Your .so lives in libs/armeabi, libs/armeabi-v7a, libs/x86, and/or libs/mips depending on how many platforms you're working with, where 'libs' is a peer of 'src' and 'res'. I don't know whether Android looks in libs/ without the platform qualifier, but there's no evident benefit in that. The situation is slightly complicated by most/all Intel devices including fancy technology allowing them to execute most ARM libraries on x86 hardware.

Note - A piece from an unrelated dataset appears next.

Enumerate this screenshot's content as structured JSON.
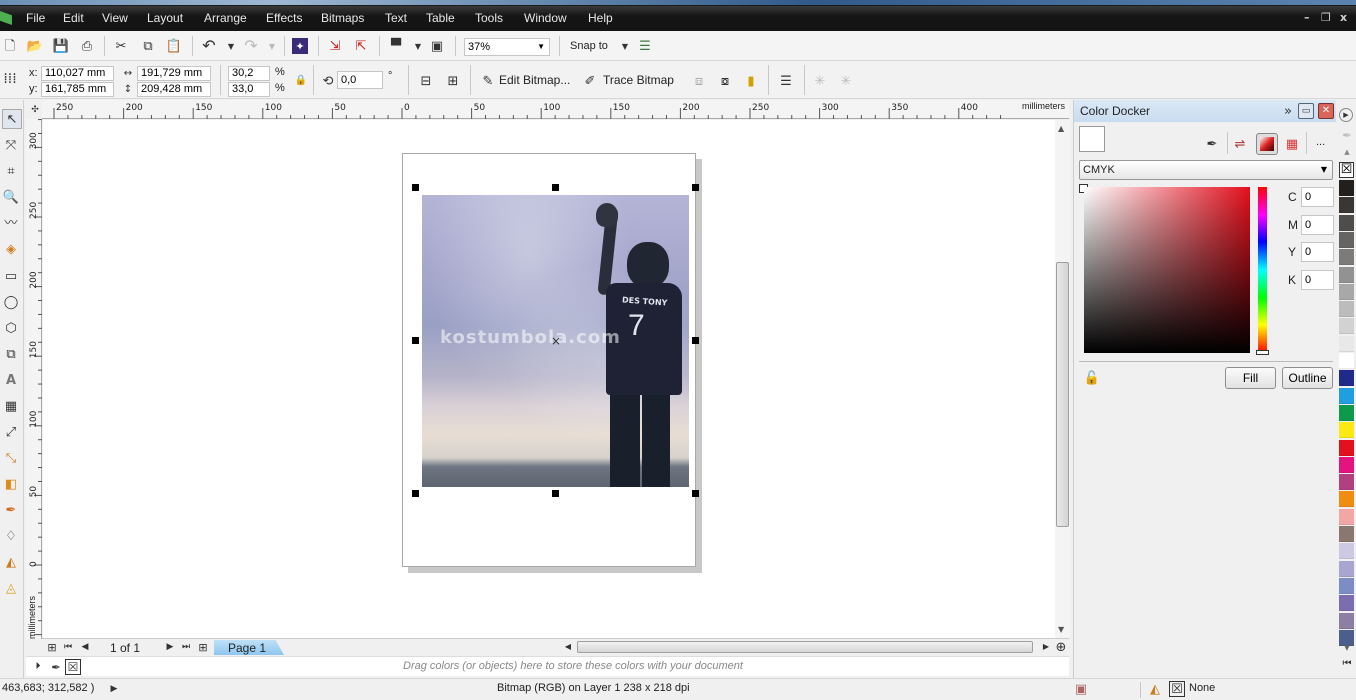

Further, I like to declare an interface of a JNI class and provide a factory (it's a method here for brevity, but I prefer a factory class) that supplies a no-op implementation of the interface if things go wrong: it facilitates unit testing and also avoids having to mess about testing for null values before calling its methods (assuming you're comfortable that your shipped library will never have missing or changed method signatures - your integration tests should check that):
public interface YourLibI {
#Override
public native yourMethod();
public static final NO_OP = new YourLibI() {
#Override
public void yourMethod(){}
}
}
public class YourLib extends YourLibI {
public newYourLibI() {
try {
return new YourLib();
}
catch (UnsatisfiedLinkError e) {
Log.e("YourLibJNI", "Load failed, returning NO-OP dummy", e);
return YourLibI.NO_OP;
}
}
static {
System.loadLibrary("arbitronSDK");
}
private YourLib() {
}
#Override
public native void yourMethod();
}
I don't normally call interfaces 'xxxI' but I'm assuming your library's JNI class isn't called something nice like UtilityJNI (whereupon I'd call the interface 'Utility').